Danielle Rahm has a masterly debunking without debunking, endorsement without endorsing commentary on the idea recently promoted heavily by Sotheby’s that the color red sells paintings. Though, in the case of Richter, the red work failed to outshine other works in the abstract series that have sold for more money:
In Asia, especially China, red has additional associations with luck and joy, stemming from the traditional Theory of the Five Elements, in which red corresponds with the element of fire. A “red envelope” is a monetary gift customarily given in Chinese society on special occasions and, for brides embracing their cultural roots, traditional wedding gowns are often red.
Many Contemporary art specialists, such as [Sotheby’s Alex] Brancik, believe that the cultural importance of color to the new and rapidly growing influx of Asian buyers is helping to create the sensation of red art fetching higher prices.
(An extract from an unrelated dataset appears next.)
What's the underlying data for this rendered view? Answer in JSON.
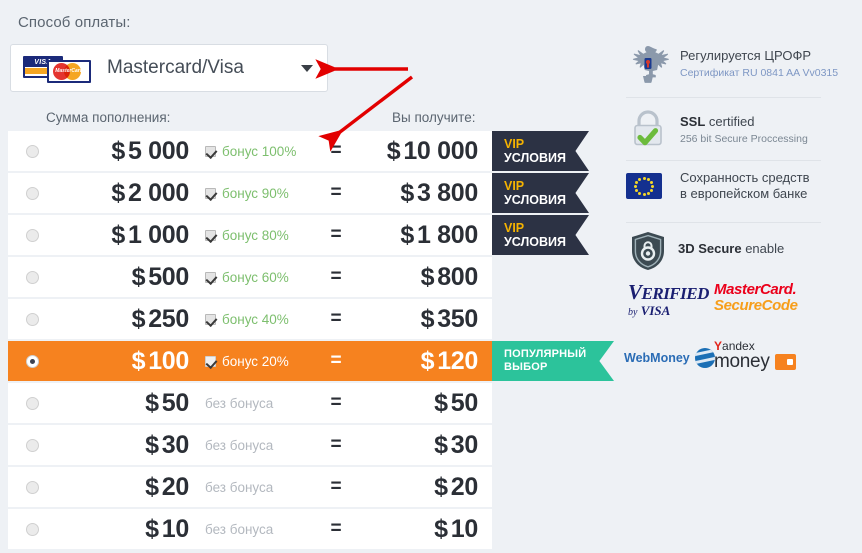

A Chinese buyer may consider the purchase to be an auspicious investment that will bring good fortune and happiness.
Of course, in modern day society, in China and around the world, most of these customs and traditional beliefs have evaporated, making it difficult to believe that somebody would purchase a red $20 million painting because it will bring more good fortune than the blue one. And logically, that is probably true.
However, much of the psychology embedded in color theory is simply innate and inescapable. […] I would suggest that Richter, Twombly, Burri, and many other artists throughout history probably took it into consideration as well. After all, (most) artists want to sell their art, and what better color than red to draw attention, make possible patrons feel passionately -and hopefully buy quickly and impulsively. Sotheby’s must have been aware when they were placing these canvases in the viewing room that attendees would take immediate notice of the bright and primal colored canvases, inexplicably drawn in and connected to the works.